El corazón me latía con tanta fuerza que lo sentía retumbar en mis oídos. Me incorporé en el colchón y cerré los puños sobre mi pelo desordenado, sintiendo crecer un cúmulo de impotencia. No obstante, el sentimiento comenzó a ser rápidamente opacado por uno más veloz, y más impetuoso... Porque la pesadilla que acababa de tener no importaba tanto, si tomaba en cuenta de que no estaba durmiendo en mi cama.

Un jadeo me abandonó al ver la frazada que me cubría, de un sobrio marrón oscuro. Las sábanas blancas, y el tamaño de la cama que era mayor que la que tenía en el departamento. Definitivamente nada de esto era mío. ¿Pero qué carajos...? Miré en rededor. Las paredes eran de un tono claro y daba un aire tan parco y estéril como los muebles simples que la adornaban. Me recordaba de algún modo a la habitación de un hospital, pero peor, y de inmediato el miedo se transformó en repulsión. Estaba metida en un espacio cuadrado sin ventanas. ¿Qué clase de sitio era ese?

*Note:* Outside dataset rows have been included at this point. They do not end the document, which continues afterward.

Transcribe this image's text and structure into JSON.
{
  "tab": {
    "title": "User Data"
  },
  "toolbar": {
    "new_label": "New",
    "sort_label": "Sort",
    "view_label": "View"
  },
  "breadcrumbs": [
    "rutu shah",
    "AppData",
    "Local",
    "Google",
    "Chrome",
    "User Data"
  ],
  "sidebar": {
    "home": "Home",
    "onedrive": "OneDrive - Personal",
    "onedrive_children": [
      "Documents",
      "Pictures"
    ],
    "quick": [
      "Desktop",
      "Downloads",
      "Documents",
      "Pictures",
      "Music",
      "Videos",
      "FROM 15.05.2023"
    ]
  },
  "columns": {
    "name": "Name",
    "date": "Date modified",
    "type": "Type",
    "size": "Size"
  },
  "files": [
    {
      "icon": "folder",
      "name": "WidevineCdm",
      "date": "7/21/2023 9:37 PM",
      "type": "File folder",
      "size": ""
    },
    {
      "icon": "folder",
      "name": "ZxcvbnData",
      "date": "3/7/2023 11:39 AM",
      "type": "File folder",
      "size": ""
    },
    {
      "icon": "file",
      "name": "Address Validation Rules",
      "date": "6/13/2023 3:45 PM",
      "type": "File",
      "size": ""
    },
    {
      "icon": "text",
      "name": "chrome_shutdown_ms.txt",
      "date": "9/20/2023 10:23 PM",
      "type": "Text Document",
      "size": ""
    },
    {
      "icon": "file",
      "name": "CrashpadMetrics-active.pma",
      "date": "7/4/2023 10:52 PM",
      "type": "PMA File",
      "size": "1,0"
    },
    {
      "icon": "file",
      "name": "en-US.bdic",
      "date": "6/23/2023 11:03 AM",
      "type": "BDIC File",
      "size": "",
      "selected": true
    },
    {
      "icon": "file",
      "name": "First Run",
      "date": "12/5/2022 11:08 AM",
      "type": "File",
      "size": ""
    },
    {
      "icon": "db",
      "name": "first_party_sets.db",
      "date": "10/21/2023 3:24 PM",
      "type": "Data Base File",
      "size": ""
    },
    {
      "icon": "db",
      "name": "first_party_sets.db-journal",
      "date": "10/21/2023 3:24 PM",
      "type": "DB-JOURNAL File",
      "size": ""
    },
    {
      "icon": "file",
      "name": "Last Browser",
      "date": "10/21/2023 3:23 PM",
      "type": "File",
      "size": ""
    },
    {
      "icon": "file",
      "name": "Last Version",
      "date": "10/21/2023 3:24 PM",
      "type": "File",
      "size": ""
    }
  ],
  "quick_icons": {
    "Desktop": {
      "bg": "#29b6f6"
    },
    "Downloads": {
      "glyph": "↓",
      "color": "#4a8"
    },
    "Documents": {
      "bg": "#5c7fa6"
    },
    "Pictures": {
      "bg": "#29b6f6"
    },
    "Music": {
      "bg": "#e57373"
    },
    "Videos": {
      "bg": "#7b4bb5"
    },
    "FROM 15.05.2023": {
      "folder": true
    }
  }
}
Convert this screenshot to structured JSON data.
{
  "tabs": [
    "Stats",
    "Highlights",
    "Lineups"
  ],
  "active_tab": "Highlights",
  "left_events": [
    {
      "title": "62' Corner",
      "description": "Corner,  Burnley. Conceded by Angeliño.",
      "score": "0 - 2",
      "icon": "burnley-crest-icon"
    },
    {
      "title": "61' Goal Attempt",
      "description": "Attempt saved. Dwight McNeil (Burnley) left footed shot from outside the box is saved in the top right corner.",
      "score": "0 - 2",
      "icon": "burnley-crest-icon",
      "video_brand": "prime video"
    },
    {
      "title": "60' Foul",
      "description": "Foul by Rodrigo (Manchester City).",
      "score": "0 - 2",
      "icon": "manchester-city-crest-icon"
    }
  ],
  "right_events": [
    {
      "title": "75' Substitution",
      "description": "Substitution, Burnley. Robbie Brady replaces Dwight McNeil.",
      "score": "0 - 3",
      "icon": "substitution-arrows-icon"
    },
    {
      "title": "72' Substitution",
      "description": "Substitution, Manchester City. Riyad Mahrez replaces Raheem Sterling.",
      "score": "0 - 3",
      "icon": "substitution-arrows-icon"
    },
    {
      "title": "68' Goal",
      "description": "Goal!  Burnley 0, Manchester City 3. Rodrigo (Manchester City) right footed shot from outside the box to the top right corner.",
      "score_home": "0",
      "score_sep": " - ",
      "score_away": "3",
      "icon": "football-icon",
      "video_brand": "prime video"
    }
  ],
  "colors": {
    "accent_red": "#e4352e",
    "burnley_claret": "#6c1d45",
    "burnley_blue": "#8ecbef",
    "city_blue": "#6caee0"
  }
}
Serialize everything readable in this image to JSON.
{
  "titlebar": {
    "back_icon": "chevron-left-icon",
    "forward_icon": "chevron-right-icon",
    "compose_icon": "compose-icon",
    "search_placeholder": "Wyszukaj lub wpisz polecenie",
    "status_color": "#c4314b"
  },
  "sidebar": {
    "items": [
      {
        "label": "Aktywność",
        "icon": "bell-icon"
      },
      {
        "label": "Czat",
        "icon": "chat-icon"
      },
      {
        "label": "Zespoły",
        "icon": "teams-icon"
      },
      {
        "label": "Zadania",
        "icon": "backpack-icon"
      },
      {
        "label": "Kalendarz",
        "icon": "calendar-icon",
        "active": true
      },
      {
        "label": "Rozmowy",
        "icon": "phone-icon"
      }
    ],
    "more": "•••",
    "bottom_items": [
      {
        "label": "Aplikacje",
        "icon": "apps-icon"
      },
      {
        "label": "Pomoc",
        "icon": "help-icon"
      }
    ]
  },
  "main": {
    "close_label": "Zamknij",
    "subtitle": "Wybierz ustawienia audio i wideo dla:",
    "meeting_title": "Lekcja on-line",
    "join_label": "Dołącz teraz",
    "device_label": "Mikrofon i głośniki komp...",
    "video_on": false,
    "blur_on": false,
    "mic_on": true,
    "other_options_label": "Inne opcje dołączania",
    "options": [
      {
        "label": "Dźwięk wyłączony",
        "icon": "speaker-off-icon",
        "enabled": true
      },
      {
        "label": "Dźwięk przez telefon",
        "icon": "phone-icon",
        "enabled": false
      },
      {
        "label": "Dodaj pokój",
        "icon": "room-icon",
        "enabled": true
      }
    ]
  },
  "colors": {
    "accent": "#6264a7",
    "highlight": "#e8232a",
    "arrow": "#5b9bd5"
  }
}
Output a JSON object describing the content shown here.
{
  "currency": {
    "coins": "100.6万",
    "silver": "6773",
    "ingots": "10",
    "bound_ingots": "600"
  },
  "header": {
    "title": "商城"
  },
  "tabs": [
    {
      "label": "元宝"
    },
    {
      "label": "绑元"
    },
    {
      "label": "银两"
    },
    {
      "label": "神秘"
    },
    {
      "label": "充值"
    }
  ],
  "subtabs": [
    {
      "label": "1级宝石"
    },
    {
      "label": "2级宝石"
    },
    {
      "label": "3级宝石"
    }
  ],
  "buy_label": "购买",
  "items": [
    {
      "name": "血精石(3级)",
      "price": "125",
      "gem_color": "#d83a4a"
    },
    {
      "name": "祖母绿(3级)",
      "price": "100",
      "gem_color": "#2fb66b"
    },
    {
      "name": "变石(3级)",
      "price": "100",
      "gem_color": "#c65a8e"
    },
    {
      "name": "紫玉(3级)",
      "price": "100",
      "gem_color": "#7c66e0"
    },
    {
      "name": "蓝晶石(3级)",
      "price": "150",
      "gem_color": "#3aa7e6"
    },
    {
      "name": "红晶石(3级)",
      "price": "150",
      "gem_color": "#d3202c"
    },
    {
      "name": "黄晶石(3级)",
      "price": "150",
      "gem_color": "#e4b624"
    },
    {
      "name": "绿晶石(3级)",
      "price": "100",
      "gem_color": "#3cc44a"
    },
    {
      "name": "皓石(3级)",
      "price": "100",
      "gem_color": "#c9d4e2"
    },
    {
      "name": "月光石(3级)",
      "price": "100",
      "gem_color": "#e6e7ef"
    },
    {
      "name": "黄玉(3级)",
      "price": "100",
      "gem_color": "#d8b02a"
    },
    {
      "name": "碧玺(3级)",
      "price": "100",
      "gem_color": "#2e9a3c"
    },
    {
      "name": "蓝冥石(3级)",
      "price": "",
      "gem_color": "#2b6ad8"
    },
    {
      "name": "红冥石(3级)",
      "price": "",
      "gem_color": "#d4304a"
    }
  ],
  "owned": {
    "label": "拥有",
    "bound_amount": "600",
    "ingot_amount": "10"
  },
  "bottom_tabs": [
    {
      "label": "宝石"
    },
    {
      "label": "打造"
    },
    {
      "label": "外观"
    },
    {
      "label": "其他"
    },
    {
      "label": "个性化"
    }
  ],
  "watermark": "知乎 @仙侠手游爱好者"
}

Estuve a punto de levantarme, cuando la puerta de la recámara se abrió. Lo primero que mi vista captó fue la figura de un chico de piel ligeramente morena, sin camisa, vistiendo unos comunes jeans azules.

El pánico me dejó estática. El joven, cuyo espeso pelo negro estaba mojado y destilaba pequeñas gotas de agua, entró con toda confianza y cierto aire distraído, directo hacia el velador para abrir uno de los cajones, rebuscó entre la ropa que había dentro y sacó una camiseta. En cuanto el temor dejó paso abierto a la lucidez, pude reconocer su rostro aniñado y serio.

Un resuello bajo y casi imperceptible de mi parte le hizo congelarse en su lugar, y enseguida se giró para mirarme. El mismo pánico que se había adueñado de mí antes invadió sus facciones, y, rápidamente, me dio la espalda para cubrirse el torso con la camiseta.

Por instantes infinitos el silencio y la confusión lo dominaron todo. Pero, en el siguiente segundo, apreté la mandíbula con fuerza por el ramalazo de ira que me asaltó.

—¿Qué haces tú aquí? —exigí casi en un gruñido.

Kalei se volvió hacia mí, arrugando el ceño. Desde mi distancia no estuve segura, pero me pareció que un leve tono rojizo le teñía las mejillas.